Perkiraan pajak atas pencairan ini

Rp2.500.000

Tarif efektif sekitar 2,5% dari nilai pencairan. Perkiraan diterima bersih Rp 97.500.000.
Dasar kumulatif dinilaiRp 100.000.000
Pencairan sebelumnya + pencairan kali ini.
Sifat pemotonganFinal
Selesai di sini, tidak dihitung ulang di SPT Tahunan.

Rincian lapisan atas dasar kumulatif

Sampai dengan Rp 50.000.0000%dasar Rp 50.000.000Rp 0
Di atas Rp 50.000.0005%dasar Rp 50.000.000Rp 2.500.000

Angka di atas adalah perkiraan berdasarkan PP 68/2009 (tarif final atas JHT, THT, dan uang manfaat pensiun) serta tarif Pasal 17 UU PPh setelah UU HPP 2021. Dasar pengenaannya adalah penghasilan bruto tanpa pengurang PTKP. Nilai riil bergantung pada data pemotong pajak dan riwayat pembayaran yang tercatat.
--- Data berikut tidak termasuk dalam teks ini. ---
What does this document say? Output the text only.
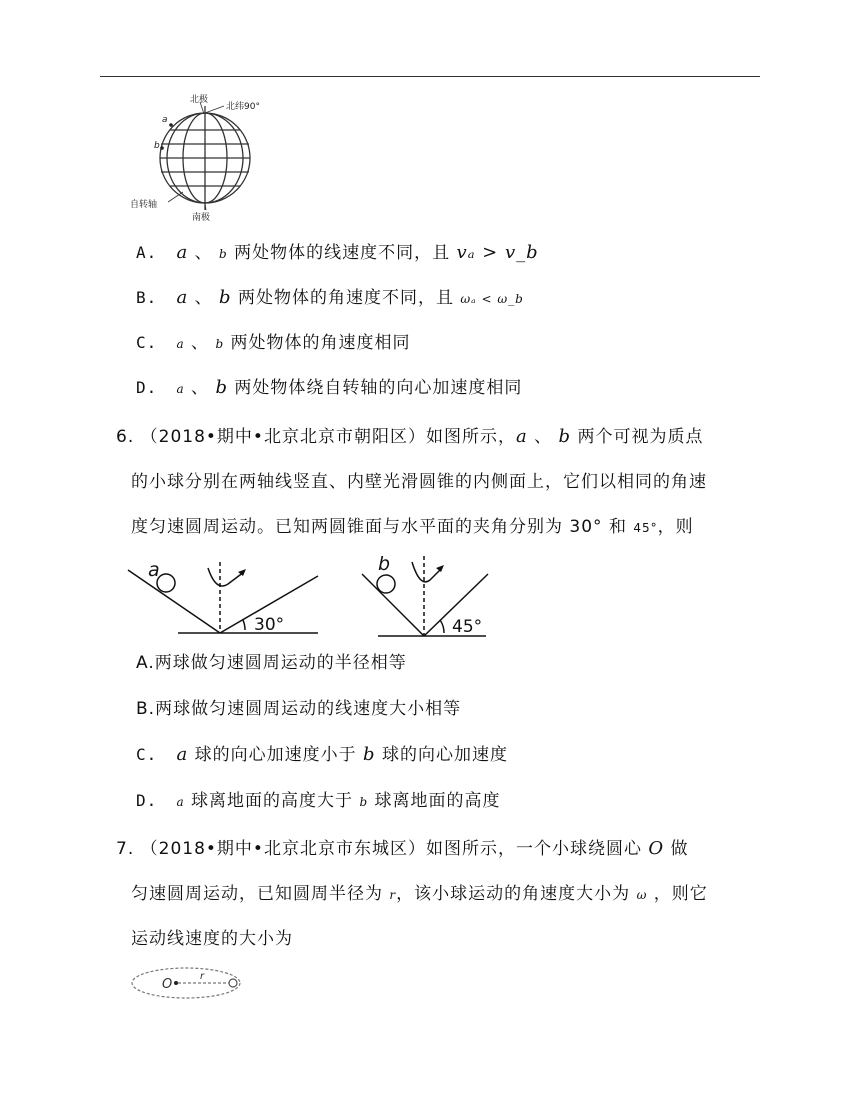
北极
北纬90°
a
b
自转轴
南极
A. a 、 b 两处物体的线速度不同，且 vₐ > v_b
B. a 、 b 两处物体的角速度不同，且 ωₐ < ω_b
C. a 、 b 两处物体的角速度相同
D. a 、 b 两处物体绕自转轴的向心加速度相同
6. （2018•期中•北京北京市朝阳区）如图所示，a 、 b 两个可视为质点
的小球分别在两轴线竖直、内壁光滑圆锥的内侧面上，它们以相同的角速
度匀速圆周运动。已知两圆锥面与水平面的夹角分别为 30° 和 45°，则
a
30°
b
45°
A.两球做匀速圆周运动的半径相等
B.两球做匀速圆周运动的线速度大小相等
C. a 球的向心加速度小于 b 球的向心加速度
D. a 球离地面的高度大于 b 球离地面的高度
7. （2018•期中•北京北京市东城区）如图所示，一个小球绕圆心 O 做
匀速圆周运动，已知圆周半径为 r，该小球运动的角速度大小为 ω ，则它
运动线速度的大小为
O
r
Ini bukan nasihat perpajakan; untuk kepastian, periksa bukti potong Anda dan rujuk DJP atau konsultan pajak.

Sumber: data resmi pemerintah — DJP, BPJS, Kemnaker (rincian di penjelasan bawah)Disusun dan diverifikasi oleh Tim Redaksi Kalkuzon
Bagikan ke yang membutuhkan:WhatsAppFacebook

Jawaban langsung

Pencairan saldo JHT dipotong PPh 21 dengan dua lapisan saja: 0% untuk bagian sampai Rp 50.000.000 dan 5% untuk bagian di atasnya. Yang sering terlewat adalah pembungkusnya: ambang Rp 50 juta itu dinilai atas akumulasi seluruh pembayaran dalam jangka waktu paling lama 2 tahun kalender, dan mulai tahun ketiga tarifnya berpindah ke skema yang sama sekali berbeda.

Dasar kumulatif (bruto)TarifSifat
Sampai dengan Rp 50.000.0000%final
Di atas Rp 50.000.0005%final
Bagian yang dibayar pada tahun ke-3 dan seterusnyatarif Pasal 17 (5/15/25/30/35%)tidak final

Apa yang dihitung

Kalkulator ini memperkirakan berapa PPh 21 yang dipotong saat saldo JHT Anda dicairkan dan berapa yang akhirnya masuk rekening. Anda mengisi nilai pencairan kali ini, berapa yang sudah diterima sebelumnya pada periode yang sama, dan kapan pembayaran itu terjadi.

Kolom "sudah diterima sebelumnya" adalah inti halaman ini. Tanpa kolom itu, perkiraan pencairan bertahap akan selalu terlalu rendah, karena ambang bebas pajak Rp 50 juta tidak berulang di setiap transaksi.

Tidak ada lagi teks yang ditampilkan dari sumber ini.